On June 8, 2009, the Bank of Latvia issued a new coin of 1 Latvian lats with the Namejs ring, which encloses the numeral 1, on the reverse. It was legal tender in the Republic of Latvia until the adoption of the Euro currency in 2014.

The graphic design was made by Ilze Lībiete, and the plaster model by Baiba Šime.

=== Novel ===
Nameja gredzens (Ring of Namejs) is a novel by Aleksandrs Grīns published in 1928 about ancient Semigallian leader Namejs.

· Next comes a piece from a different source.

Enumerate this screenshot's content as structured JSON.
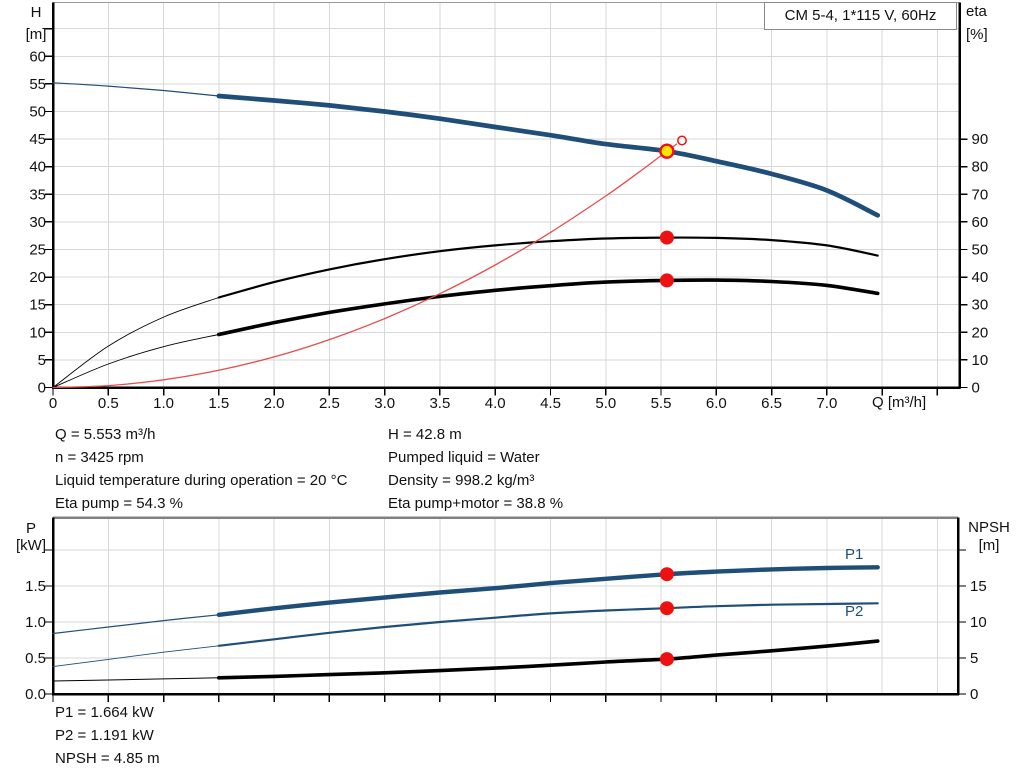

In the novel, Namejs fights for independence of Semigallia. It is fictional rather than historical, and is not based on specific facts of Latvian history.

=== Film===
The Pagan King (Nameja gredzens) is a historical fiction film directed by Latvian film director and producer Aigars Grauba. The story takes place in the 13th century in Semigallia and is about a Semigallian leader Namejs, who, after the death of King Viesturs, receives the Namejs ring (ring of power) and the right to rule, and his fight against the invasion of the German crusaders into the territory of Latvia.

The film was shot from 2014 to 2017 with a total budget of 3 million euros, making it one of the most expensive Latvian films. On January 17, 2018, attendees of the premiere included the President of Latvia Raimonds Vējonis, state officials, politicians, entrepreneurs and film crew.